What we can do is to become educated and to act. It is important that we find dependable sources of information and that we avoid dependable sources of indoctrination. Look to the alternatives to the dominant corporate media. As we come to understand the dominant political system, we begin to see how it is designed precisely to reproduce all those injustices and irrationalities that have been mentioned. More specifically, we begin to see how it is designed to support dictatorship and oppose struggles for liberation.
Our own ruling party is quite brilliant in that, unlike that of Egypt, it has two branches. One, called the Republicans, takes the initiative in developing the trajectory of the system. It experiments with how far the limits of that system can be pushed. When this development causes too much disorder and opposition, the other branch, called the Democrats, steps in, introduces measures to restabilize the system, diffuses dissent, and then, before long, turns power back over to Republicans.
Repeatedly, we hear well-intentioned people say, “I can’t believe that Obama has done X.” “I can’t believe that Obama has escalated the war.” “I can’t believe that Obama supports dictators.” Et cetera, ad infinitum. There is a solution to this perplexing condition. Grow up and believe it. President Obama does exactly what he has been hired to do.
Understanding presupposes that one can finally step outside the system of domination. It means that one has become conscious of the ways in which that system has colonized not only the whole world, but also our own minds. When one understands, one can then move on to action, and will indeed feel a powerful need to act.

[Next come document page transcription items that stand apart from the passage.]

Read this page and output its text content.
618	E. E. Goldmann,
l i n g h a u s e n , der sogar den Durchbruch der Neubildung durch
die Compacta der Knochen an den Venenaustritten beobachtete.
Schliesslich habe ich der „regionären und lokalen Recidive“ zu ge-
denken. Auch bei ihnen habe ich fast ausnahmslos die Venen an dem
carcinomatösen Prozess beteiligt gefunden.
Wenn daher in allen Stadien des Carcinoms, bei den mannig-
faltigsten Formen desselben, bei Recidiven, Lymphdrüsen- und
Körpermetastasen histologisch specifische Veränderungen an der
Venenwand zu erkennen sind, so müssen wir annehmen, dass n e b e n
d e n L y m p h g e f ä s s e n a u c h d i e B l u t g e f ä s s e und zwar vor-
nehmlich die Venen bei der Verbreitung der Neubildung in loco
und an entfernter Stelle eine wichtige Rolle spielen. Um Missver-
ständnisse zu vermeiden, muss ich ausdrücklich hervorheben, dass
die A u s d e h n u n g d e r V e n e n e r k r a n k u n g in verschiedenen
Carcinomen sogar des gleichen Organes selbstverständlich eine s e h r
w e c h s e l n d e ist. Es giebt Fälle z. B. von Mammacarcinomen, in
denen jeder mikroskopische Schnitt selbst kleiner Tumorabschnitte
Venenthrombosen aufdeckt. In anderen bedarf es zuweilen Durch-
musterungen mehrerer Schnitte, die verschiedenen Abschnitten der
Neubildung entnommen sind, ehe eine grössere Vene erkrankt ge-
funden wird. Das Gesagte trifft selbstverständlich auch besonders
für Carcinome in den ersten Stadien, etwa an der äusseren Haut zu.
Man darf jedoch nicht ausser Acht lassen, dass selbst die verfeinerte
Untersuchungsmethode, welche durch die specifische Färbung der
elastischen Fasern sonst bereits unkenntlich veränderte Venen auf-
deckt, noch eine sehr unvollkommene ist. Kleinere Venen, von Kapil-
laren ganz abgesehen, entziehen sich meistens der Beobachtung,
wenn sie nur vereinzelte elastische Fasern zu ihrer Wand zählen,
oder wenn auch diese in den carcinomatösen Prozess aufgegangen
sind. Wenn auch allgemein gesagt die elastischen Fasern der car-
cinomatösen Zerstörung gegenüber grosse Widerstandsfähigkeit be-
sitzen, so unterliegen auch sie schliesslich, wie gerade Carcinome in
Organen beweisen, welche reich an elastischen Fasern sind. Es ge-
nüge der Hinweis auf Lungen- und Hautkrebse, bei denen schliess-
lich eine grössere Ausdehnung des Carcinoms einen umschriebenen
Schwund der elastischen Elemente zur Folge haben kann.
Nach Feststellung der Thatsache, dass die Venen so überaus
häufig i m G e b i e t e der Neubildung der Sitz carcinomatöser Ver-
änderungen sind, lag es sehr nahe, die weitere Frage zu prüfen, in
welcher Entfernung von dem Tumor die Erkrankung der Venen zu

So what does it mean to act? To act means to organize to create another world. A world in which people will laugh when told that the way to defend “democracy” is to support dictators. A world in which people will laugh when told that a regime that refuses the majority of its people the elemental right to return to their homeland is a “democratic” regime. It means that after laughing, we will find a way out of these tragic absurdities. It means that we will find the courage to stand in the way of the genocidal, ecocidal machine, that we will finally learn how to become a collective force that blocks its advance, and that ultimately, we will change the course of history.
Today, we might say that it means not only supporting the brave people of Egypt, but following their noble example and doing the same thing here … and everywhere.
John Clark, Ph.D., is the Gregory F. Curtin Distinguished Professor in Humane Letters and the Professions and Professor of Philosophy at Loyola University New Orleans. Among his many books are The Anarchist Moment (Black Rose, 1984), Environmental Philosophy (Prentice Hall, 2004), and the forthcoming Aborder l’impossible (Taking on the Impossible). This statement was originally delivered as an address for a rally held at the Hale Boggs Federal Building in New Orleans, on the International Day of Mobilization in Solidarity with the Egyptian and Tunisian Revolutions, February 5, 2011.